Above all, Beijing feels pressured by Washington because President Joe Biden is pursuing the dispute much more consistently than Trump himself has ever done. Biden has declared China the main competitor and aligned the national defense strategy accordingly. He has taken steps to reduce dependence on China, for example in the manufacture of semiconductor chips.

Biden always says he wants competition, not conflict. But he also prepares for a military confrontation. To this end, he has revived the alliances of the United States in the Pacific, including equipping Australia with nuclear submarines. He is also trying to break down old enmities in the region in order to enable regional alliances against China; South Korea and Japan have only just come closer together.

When McCarthy’s predecessor flew to Taiwan, Beijing responded with rockets

Biden has sharpened his rhetoric on the Taiwan issue. The official US position has long been that it would arm and support Taiwan in the event of a Chinese attack. Biden has now gone further four times by saying the US would defend Taiwan. It always remained unclear what he meant specifically, whether he was just babbling. But in Beijing, the message got through that the price of an invasion would be very high. A message that Biden is currently teaching Russia in Ukraine.

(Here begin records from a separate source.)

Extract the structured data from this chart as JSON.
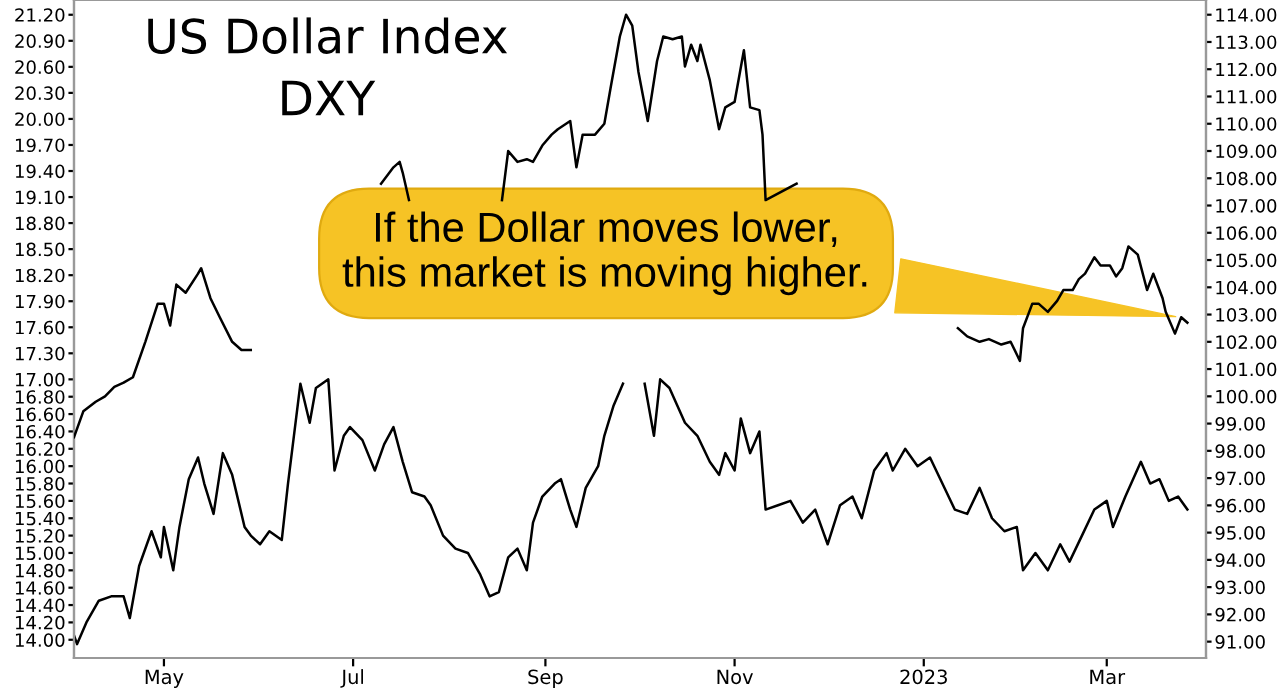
{
  "chart_data": {
    "type": "line",
    "xlim": [
      "2022-04-02",
      "2023-04-02"
    ],
    "xticks": [
      {
        "value": "2022-05-01",
        "label": "May"
      },
      {
        "value": "2022-07-01",
        "label": "Jul"
      },
      {
        "value": "2022-09-01",
        "label": "Sep"
      },
      {
        "value": "2022-11-01",
        "label": "Nov"
      },
      {
        "value": "2023-01-01",
        "label": "2023"
      },
      {
        "value": "2023-03-01",
        "label": "Mar"
      }
    ],
    "ylim": [
      13.79,
      21.37
    ],
    "yticks": [
      {
        "value": 14.0,
        "label": "14.00"
      },
      {
        "value": 14.2,
        "label": "14.20"
      },
      {
        "value": 14.4,
        "label": "14.40"
      },
      {
        "value": 14.6,
        "label": "14.60"
      },
      {
        "value": 14.8,
        "label": "14.80"
      },
      {
        "value": 15.0,
        "label": "15.00"
      },
      {
        "value": 15.2,
        "label": "15.20"
      },
      {
        "value": 15.4,
        "label": "15.40"
      },
      {
        "value": 15.6,
        "label": "15.60"
      },
      {
        "value": 15.8,
        "label": "15.80"
      },
      {
        "value": 16.0,
        "label": "16.00"
      },
      {
        "value": 16.2,
        "label": "16.20"
      },
      {
        "value": 16.4,
        "label": "16.40"
      },
      {
        "value": 16.6,
        "label": "16.60"
      },
      {
        "value": 16.8,
        "label": "16.80"
      },
      {
        "value": 17.0,
        "label": "17.00"
      },
      {
        "value": 17.3,
        "label": "17.30"
      },
      {
        "value": 17.6,
        "label": "17.60"
      },
      {
        "value": 17.9,
        "label": "17.90"
      },
      {
        "value": 18.2,
        "label": "18.20"
      },
      {
        "value": 18.5,
        "label": "18.50"
      },
      {
        "value": 18.8,
        "label": "18.80"
      },
      {
        "value": 19.1,
        "label": "19.10"
      },
      {
        "value": 19.4,
        "label": "19.40"
      },
      {
        "value": 19.7,
        "label": "19.70"
      },
      {
        "value": 20.0,
        "label": "20.00"
      },
      {
        "value": 20.3,
        "label": "20.30"
      },
      {
        "value": 20.6,
        "label": "20.60"
      },
      {
        "value": 20.9,
        "label": "20.90"
      },
      {
        "value": 21.2,
        "label": "21.20"
      }
    ],
    "y2lim": [
      90.4,
      114.54
    ],
    "y2ticks": [
      {
        "value": 91,
        "label": "91.00"
      },
      {
        "value": 92,
        "label": "92.00"
      },
      {
        "value": 93,
        "label": "93.00"
      },
      {
        "value": 94,
        "label": "94.00"
      },
      {
        "value": 95,
        "label": "95.00"
      },
      {
        "value": 96,
        "label": "96.00"
      },
      {
        "value": 97,
        "label": "97.00"
      },
      {
        "value": 98,
        "label": "98.00"
      },
      {
        "value": 99,
        "label": "99.00"
      },
      {
        "value": 100,
        "label": "100.00"
      },
      {
        "value": 101,
        "label": "101.00"
      },
      {
        "value": 102,
        "label": "102.00"
      },
      {
        "value": 103,
        "label": "103.00"
      },
      {
        "value": 104,
        "label": "104.00"
      },
      {
        "value": 105,
        "label": "105.00"
      },
      {
        "value": 106,
        "label": "106.00"
      },
      {
        "value": 107,
        "label": "107.00"
      },
      {
        "value": 108,
        "label": "108.00"
      },
      {
        "value": 109,
        "label": "109.00"
      },
      {
        "value": 110,
        "label": "110.00"
      },
      {
        "value": 111,
        "label": "111.00"
      },
      {
        "value": 112,
        "label": "112.00"
      },
      {
        "value": 113,
        "label": "113.00"
      },
      {
        "value": 114,
        "label": "114.00"
      }
    ],
    "grid": false,
    "legend": false,
    "marker": "none",
    "line_style": "solid",
    "annotations": [
      "If the Dollar moves lower,\nthis market is moving higher."
    ],
    "series": [
      {
        "name": "US Dollar Index\nDXY",
        "color": "#000000",
        "axis": "y2",
        "x": [
          "2022-04-02",
          "2022-04-05",
          "2022-04-09",
          "2022-04-12",
          "2022-04-15",
          "2022-04-18",
          "2022-04-21",
          "2022-04-25",
          "2022-04-29",
          "2022-05-01",
          "2022-05-03",
          "2022-05-05",
          "2022-05-08",
          "2022-05-12",
          "2022-05-13",
          "2022-05-16",
          "2022-05-19",
          "2022-05-23",
          "2022-05-26",
          "2022-05-29",
          "2022-06-10",
          "2022-07-10",
          "2022-07-14",
          "2022-07-16",
          "2022-07-17",
          "2022-07-19",
          "2022-08-05",
          "2022-08-18",
          "2022-08-20",
          "2022-08-23",
          "2022-08-26",
          "2022-08-28",
          "2022-08-31",
          "2022-09-03",
          "2022-09-05",
          "2022-09-09",
          "2022-09-11",
          "2022-09-13",
          "2022-09-17",
          "2022-09-20",
          "2022-09-22",
          "2022-09-25",
          "2022-09-27",
          "2022-09-29",
          "2022-10-01",
          "2022-10-04",
          "2022-10-07",
          "2022-10-09",
          "2022-10-12",
          "2022-10-15",
          "2022-10-16",
          "2022-10-18",
          "2022-10-20",
          "2022-10-21",
          "2022-10-24",
          "2022-10-27",
          "2022-10-29",
          "2022-11-01",
          "2022-11-04",
          "2022-11-06",
          "2022-11-09",
          "2022-11-10",
          "2022-11-11",
          "2022-11-21",
          "2022-12-05",
          "2023-01-12",
          "2023-01-15",
          "2023-01-19",
          "2023-01-22",
          "2023-01-26",
          "2023-01-29",
          "2023-02-01",
          "2023-02-02",
          "2023-02-05",
          "2023-02-07",
          "2023-02-10",
          "2023-02-13",
          "2023-02-15",
          "2023-02-18",
          "2023-02-20",
          "2023-02-22",
          "2023-02-25",
          "2023-02-27",
          "2023-03-02",
          "2023-03-04",
          "2023-03-06",
          "2023-03-08",
          "2023-03-11",
          "2023-03-14",
          "2023-03-16",
          "2023-03-19",
          "2023-03-20",
          "2023-03-23",
          "2023-03-25",
          "2023-03-27"
        ],
        "values": [
          98.5,
          99.45,
          99.8,
          100.0,
          100.35,
          100.5,
          100.7,
          102.0,
          103.4,
          103.4,
          102.6,
          104.1,
          103.8,
          104.5,
          104.7,
          103.6,
          102.9,
          102.0,
          101.7,
          101.7,
          null,
          107.8,
          108.4,
          108.6,
          108.2,
          107.2,
          null,
          107.2,
          109.0,
          108.6,
          108.7,
          108.6,
          109.2,
          109.6,
          109.8,
          110.1,
          108.4,
          109.6,
          109.6,
          110.0,
          111.3,
          113.2,
          114.0,
          113.6,
          111.9,
          110.1,
          112.3,
          113.2,
          113.1,
          113.2,
          112.1,
          112.9,
          112.3,
          112.9,
          111.6,
          109.8,
          110.6,
          110.8,
          112.7,
          110.6,
          110.5,
          109.6,
          107.2,
          107.8,
          null,
          102.5,
          102.2,
          102.0,
          102.1,
          101.9,
          102.0,
          101.3,
          102.5,
          103.4,
          103.4,
          103.1,
          103.5,
          103.9,
          103.9,
          104.3,
          104.5,
          105.1,
          104.8,
          104.8,
          104.4,
          104.7,
          105.5,
          105.2,
          103.9,
          104.5,
          103.6,
          103.1,
          102.3,
          102.9,
          102.7
        ]
      },
      {
        "color": "#000000",
        "x": [
          "2022-04-02",
          "2022-04-03",
          "2022-04-06",
          "2022-04-10",
          "2022-04-14",
          "2022-04-18",
          "2022-04-20",
          "2022-04-23",
          "2022-04-27",
          "2022-04-30",
          "2022-05-01",
          "2022-05-04",
          "2022-05-06",
          "2022-05-09",
          "2022-05-12",
          "2022-05-14",
          "2022-05-17",
          "2022-05-20",
          "2022-05-23",
          "2022-05-27",
          "2022-05-29",
          "2022-06-01",
          "2022-06-04",
          "2022-06-08",
          "2022-06-10",
          "2022-06-14",
          "2022-06-17",
          "2022-06-19",
          "2022-06-23",
          "2022-06-25",
          "2022-06-28",
          "2022-06-30",
          "2022-07-04",
          "2022-07-08",
          "2022-07-11",
          "2022-07-14",
          "2022-07-17",
          "2022-07-20",
          "2022-07-24",
          "2022-07-26",
          "2022-07-30",
          "2022-08-03",
          "2022-08-07",
          "2022-08-11",
          "2022-08-14",
          "2022-08-17",
          "2022-08-20",
          "2022-08-23",
          "2022-08-26",
          "2022-08-28",
          "2022-08-31",
          "2022-09-04",
          "2022-09-06",
          "2022-09-09",
          "2022-09-11",
          "2022-09-14",
          "2022-09-18",
          "2022-09-20",
          "2022-09-23",
          "2022-09-26",
          "2022-09-29",
          "2022-10-03",
          "2022-10-06",
          "2022-10-08",
          "2022-10-11",
          "2022-10-16",
          "2022-10-20",
          "2022-10-24",
          "2022-10-27",
          "2022-10-29",
          "2022-11-01",
          "2022-11-03",
          "2022-11-06",
          "2022-11-09",
          "2022-11-11",
          "2022-11-15",
          "2022-11-19",
          "2022-11-23",
          "2022-11-27",
          "2022-12-01",
          "2022-12-05",
          "2022-12-09",
          "2022-12-12",
          "2022-12-16",
          "2022-12-20",
          "2022-12-22",
          "2022-12-26",
          "2022-12-30",
          "2023-01-03",
          "2023-01-07",
          "2023-01-11",
          "2023-01-15",
          "2023-01-19",
          "2023-01-23",
          "2023-01-27",
          "2023-01-31",
          "2023-02-02",
          "2023-02-06",
          "2023-02-10",
          "2023-02-14",
          "2023-02-17",
          "2023-02-21",
          "2023-02-25",
          "2023-03-01",
          "2023-03-03",
          "2023-03-07",
          "2023-03-12",
          "2023-03-15",
          "2023-03-18",
          "2023-03-21",
          "2023-03-24",
          "2023-03-27"
        ],
        "values": [
          14.05,
          13.95,
          14.2,
          14.45,
          14.5,
          14.5,
          14.25,
          14.85,
          15.25,
          14.95,
          15.3,
          14.8,
          15.3,
          15.85,
          16.1,
          15.8,
          15.45,
          16.15,
          15.9,
          15.3,
          15.2,
          15.1,
          15.25,
          15.15,
          15.8,
          16.95,
          16.5,
          16.9,
          17.0,
          15.95,
          16.35,
          16.45,
          16.3,
          15.95,
          16.25,
          16.45,
          16.05,
          15.7,
          15.65,
          15.55,
          15.2,
          15.05,
          15.0,
          14.75,
          14.5,
          14.55,
          14.95,
          15.05,
          14.8,
          15.35,
          15.65,
          15.8,
          15.85,
          15.5,
          15.3,
          15.75,
          16.0,
          16.35,
          16.7,
          16.95,
          null,
          16.95,
          16.35,
          17.0,
          16.9,
          16.5,
          16.35,
          16.05,
          15.9,
          16.15,
          15.95,
          16.55,
          16.15,
          16.4,
          15.5,
          15.55,
          15.6,
          15.35,
          15.5,
          15.1,
          15.55,
          15.65,
          15.4,
          15.95,
          16.15,
          15.95,
          16.2,
          16.0,
          16.1,
          15.8,
          15.5,
          15.45,
          15.75,
          15.4,
          15.25,
          15.3,
          14.8,
          15.0,
          14.8,
          15.1,
          14.9,
          15.2,
          15.5,
          15.6,
          15.3,
          15.65,
          16.05,
          15.8,
          15.85,
          15.6,
          15.65,
          15.5
        ]
      }
    ]
  }
}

Xi’s verbal attacks come at a moment when the US is curbing its own rhetoric. Bange recently warned commentator Fareed Zakaria that Americans are at risk of falling victim to a dangerous groupthink in which the Chinese Communist Party is unanimously perceived as the greatest threat to US security. That harbors the danger of new decades of armament, permanent crises and perhaps even war.

Significantly, Republican Kevin McCarthy is now making a contribution to slowing down the spiral of escalation. The Speaker of the House of Representatives had prepared a trip to Taiwan for April. Beijing has an allergic reaction to such visits. When McCarthy’s predecessor, Democrat Nancy Pelosi, visited the country last summer, China responded with major military maneuvers off the Taiwanese coast and even fired missiles over the island.

On Monday it was made public that Kevin McCarthy decided not to visit Taiwan. Instead, he meets Taiwanese President Tsai Ing-wen in California. The Financial Times Taiwan officials said they had persuaded McCarthy to change plans. That hasn’t been officially confirmed yet, and McCarthy will certainly be wary of the impression of being a coward. At least not to China.